Qui est responsable?

De toute évidence, l'Etat. La politique de l'eau est en effet de sa responsabilité. Son laxisme en la matière lui a déjà valu une condamnation par le tribunal administratif de Rennes. En 2007, les juges ont pointé la carence des gouvernements dans la mise en oeuvre des réglementations européennes, ont noté qu'ils régularisaient de manière "quasi-systématique" les élevages en excédent de cheptel, négligeait les études d'impact sur l'environnement et le contrôle des installations.

Pourquoi l'Etat est-il si passif?

C'est assez simple. Dans les années 1960 et 1970, la Bretagne, en adoptant un modèle d'agriculture productiviste, a réussi une remarquable révolution agricole, au point de devenir le premier secteur économique de la région (7% des emplois). A l'heure du développement durable, ce modèle se trouve évidemment dans une impasse. Mais les habitudes sont profondément ancrées et le lobby agricole dispose de relais hauts placés. Jacques Chirac, notamment, a longtemps freiné les évolutions nécessaires."

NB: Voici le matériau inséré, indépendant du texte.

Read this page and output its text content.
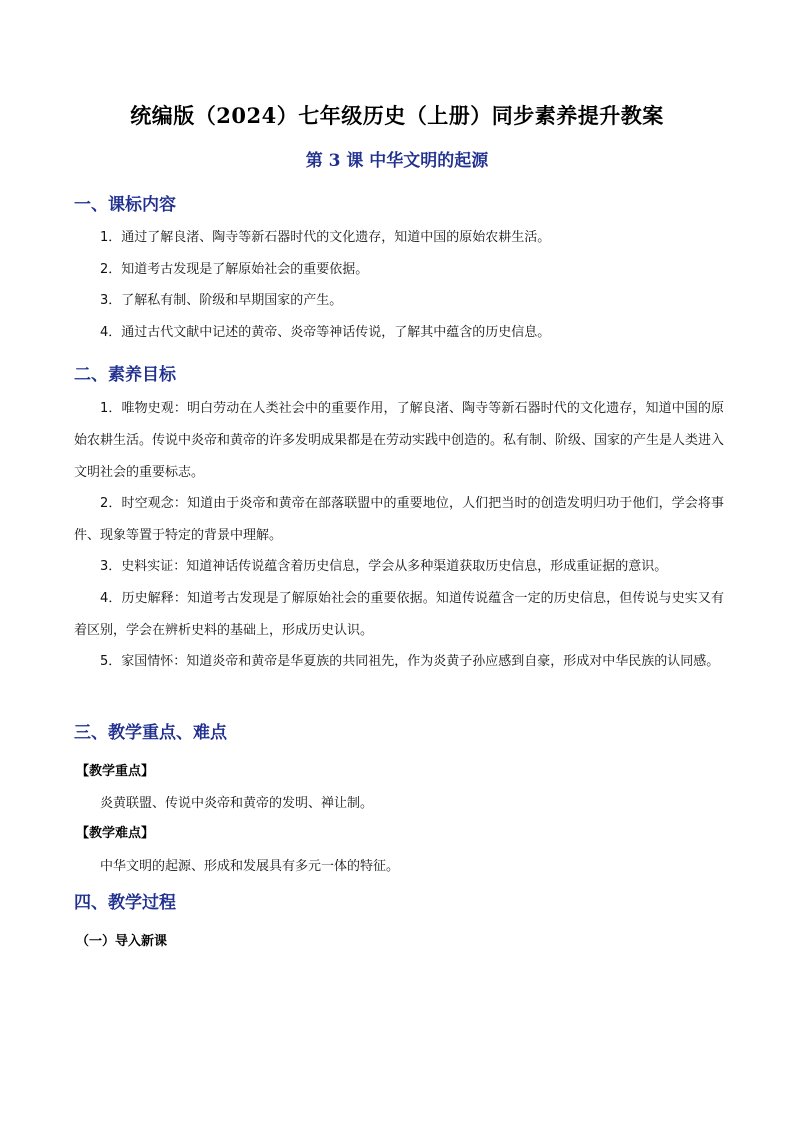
统编版（2024）七年级历史（上册）同步素养提升教案
第 3 课 中华文明的起源
一、课标内容
1．通过了解良渚、陶寺等新石器时代的文化遗存，知道中国的原始农耕生活。
2．知道考古发现是了解原始社会的重要依据。
3．了解私有制、阶级和早期国家的产生。
4．通过古代文献中记述的黄帝、炎帝等神话传说，了解其中蕴含的历史信息。
二、素养目标
1．唯物史观：明白劳动在人类社会中的重要作用，了解良渚、陶寺等新石器时代的文化遗存，知道中国的原始农耕生活。传说中炎帝和黄帝的许多发明成果都是在劳动实践中创造的。私有制、阶级、国家的产生是人类进入文明社会的重要标志。
2．时空观念：知道由于炎帝和黄帝在部落联盟中的重要地位，人们把当时的创造发明归功于他们，学会将事件、现象等置于特定的背景中理解。
3．史料实证：知道神话传说蕴含着历史信息，学会从多种渠道获取历史信息，形成重证据的意识。
4．历史解释：知道考古发现是了解原始社会的重要依据。知道传说蕴含一定的历史信息，但传说与史实又有着区别，学会在辨析史料的基础上，形成历史认识。
5．家国情怀：知道炎帝和黄帝是华夏族的共同祖先，作为炎黄子孙应感到自豪，形成对中华民族的认同感。
三、教学重点、难点
【教学重点】
炎黄联盟、传说中炎帝和黄帝的发明、禅让制。
【教学难点】
中华文明的起源、形成和发展具有多元一体的特征。
四、教学过程
（一）导入新课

Soutenons ceux qui ont le courage de se battre pour qu'ici chacun puisse avoir le droit de vivre sans être "pollué" par des produits dont la toxicité n'est pas mise en doute, pour que nos paysages ne soient pas détruits à coup d'explosifs (j'en ai été malade lorsque j'ai vu ce qui s'est passé à La Sudrie et la Blondinerie, coins où j'adorais aller marcher) pour planter encore et encore, et que l'on puisse vivre dans un environnement sain.

PS: bien entendu je n'ai pas de nouvelles de l'étude "Recherche d’un excès de risque de cancers dans les zones pomicoles", d'autres l'ont aussi demandé sans guère de succés. Je vais donc m'adresser au CADA, commission d'accés aux documents administratifs car en tant que citoyen nous avons des devoirs mais nous avons aussi des droits.